Titre: Des utilisateurs envoient à leur insu des courriels de “sextorsion” à 27 millions d’autres personnes (16/10/2019 Par zion)
Le 16 octobre 2019

Zaventem - Les chercheurs de Check Point, leader mondial en matière de cyber-sécurité, ont découvert la manière dont des campagnes de “sextorsion” sont déployées. Une “sextorsion” désigne le fait pour quelqu’un de recevoir un courrier exigeant le paiement d’un chantage, en le menaçant de révéler des contenus sexuels généralement collectés par le biais de sa propre webcam. Un projet de recherche ayant duré cinq mois a permis aux chercheurs de Check Point de démasquer un très important maliciel “normal” qui utilise les victimes qu’il a infectées afin d’envoyer, à leur insu, des courriels de sextorsion à un grand nombre de personnes, de manière automatisée. La vitesse et le volume de courriels ainsi générés sont tout simplement stupéfiants.

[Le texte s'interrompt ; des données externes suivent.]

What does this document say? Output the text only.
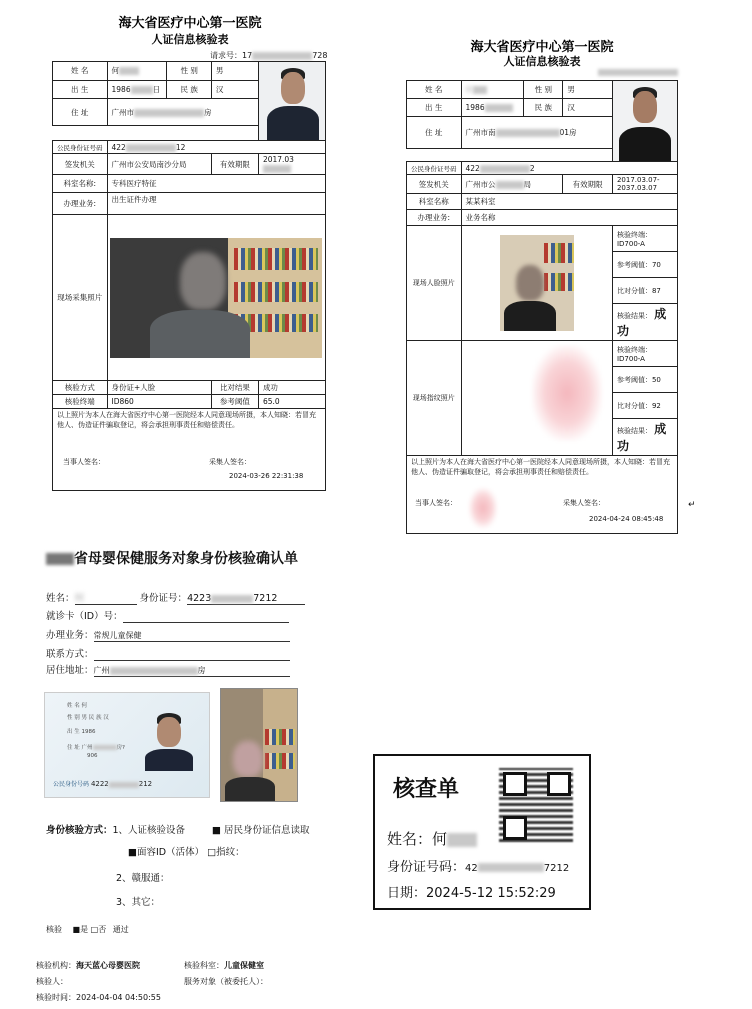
海大省医疗中心第一医院
人证信息核验表
请求号：17	728
姓 名	何	性 别	男	

出 生	1986 日	民 族	汉	
住 址	广州市 房			

公民身份证号码	422 12			
签发机关	广州市公安局南沙分局		有效期限	2017.03
科室名称:	专科医疗特征			
办理业务:	出生证件办理			
现场采集照片				

核验方式	身份证+人脸		比对结果	成功
核验终端	ID860		参考阈值	65.0

以上照片为本人在海大省医疗中心第一医院经本人同意现场所摄，本人知晓：若冒充他人、伪造证件骗取登记，将会承担刑事责任和赔偿责任。
当事人签名： 采集人签名：
2024-03-26 22:31:38				
海大省医疗中心第一医院
人证信息核验表
姓 名	何	性 别	男	

出 生	1986	民 族	汉	
住 址	广州市南 01房			

公民身份证号码	422 2			
签发机关	广州市公 局		有效期限	2017.03.07-2037.03.07
科室名称	某某科室			
办理业务:	业务名称			
现场人脸照片				核验终端：ID700-A
				参考阈值：70
				比对分值：87
				核验结果： 成功
现场指纹照片				核验终端：ID700-A
				参考阈值：50
				比对分值：92
				核验结果： 成功

以上照片为本人在海大省医疗中心第一医院经本人同意现场所摄，本人知晓：若冒充他人、伪造证件骗取登记，将会承担刑事责任和赔偿责任。
当事人签名： 采集人签名：
2024-04-24 08:45:48				
↵
省母婴保健服务对象身份核验确认单
姓名：何	身份证号：4223	7212
就诊卡（ID）号：
办理业务：常规儿童保健
联系方式：
居住地址：广州	房
姓 名 何
性 别 男 民 族 汉
出 生 1986
住 址 广州	房?
906
公民身份号码 4222	212
身份核验方式：1、人证核验设备	■ 居民身份证信息读取
■面容ID（活体） □指纹：
2、赣服通：
3、其它：
核验 ■是 □否 通过
核验机构：海天蓝心母婴医院	核验科室：儿童保健室
核验人：	服务对象（被委托人）：
核验时间：2024-04-04 04:50:55
核查单
姓名：何
身份证号码：42	7212
日期：2024-5-12 15:52:29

Le maliciel incriminé porte le nom de Phorpiex. Actif depuis environ une dizaine d’années, Phorpiex infecte plus de 450.000 hôtes - et ce nombre connaît une progression rapide. Par le passé, Phorpiex générait des revenus essentiellement en distribuant plusieurs autres familles de maliciels et utilisait ses hôtes pour procéder à du minage de crypto-monnaies. Récemment toutefois, on constate que Phorpiex a ajouté une nouvelle forme de création de revenus à son attirail, à savoir un bot à pourriels qui est utilisé pour déployer les campagnes de sextorsion les plus étendues que nous ayons jamais rencontrées.

Le comment
Phorpiex utilise un bot à pourriels qui télécharge une base de données d’adresses courriel à partir d’un serveur C&C. Une adresse de courriel est ensuite sélectionnée de manière aléatoire à partir de la base de données téléchargée et un message est composé au départ de plusieurs chaînes de caractères codées en dur. Le bot à pourriels peut produire un nombre astronomique de courriels de sextorsion: le bot à pourriels génère un total de 15.000 fils destinés à envoyer des messages pourriels à partir d’une base de données. Chaque fil choisit au hasard une ligne dans le fichier téléchargé. Le fichier suivant est téléchargé lorsque tous les fils de pourriels ont été épuisés. Si l’on tient compte du temps nécessaire à l’opération, on peut estimer que le bot est capable d’envoyer environ 30.000 courriels par heure. Chacune des campagnes de sextorsions peut toucher jusqu’à 27 millions de victimes potentielles.

Phorpiex utilise des bases de données contenant des mots de passe dérobés et les combine avec des adresses de courriel. Le mot de passe d’une victime figure généralement dans le courriel afin de lui donner davantage de pouvoir de persuasion en indiquant à la victime que son mot de passe est connu du pirate. Les courriels utilisés dans le cadre de cette attaque commencent par le mot de passe afin d’ébranler la victime. La capture d’écran ci-dessous est l’un des exemples de ce que nous avons trouvé:

Pour l’envoi des courriels, Phorpiex recourt à une simple implémentation du protocole SMTP. Il induit l’adresse d’un serveur SMTP au départ du nom de domaine d’une adresse courriel. Après avoir établi une connexion vers le serveur SMTP et avoir reçu un message d’invitation, le bot à pourriels envoie un message avec sa propre adresse IP externe.

Des porte-monnaies bitcoin utilisés pour collecter les gains
Pendant les cinq mois qu’ont duré son exercice d’observation et ses recherches, Check Point a enregistré des transferts de plus de 11 BTC vers des porte-monnaies de sextorsion Phorpiex. Il est probable que les fonds réellement récoltés soient plus importants dans la mesure où Check Point n’a pas étudié les campagnes de sextorsion des années antérieures.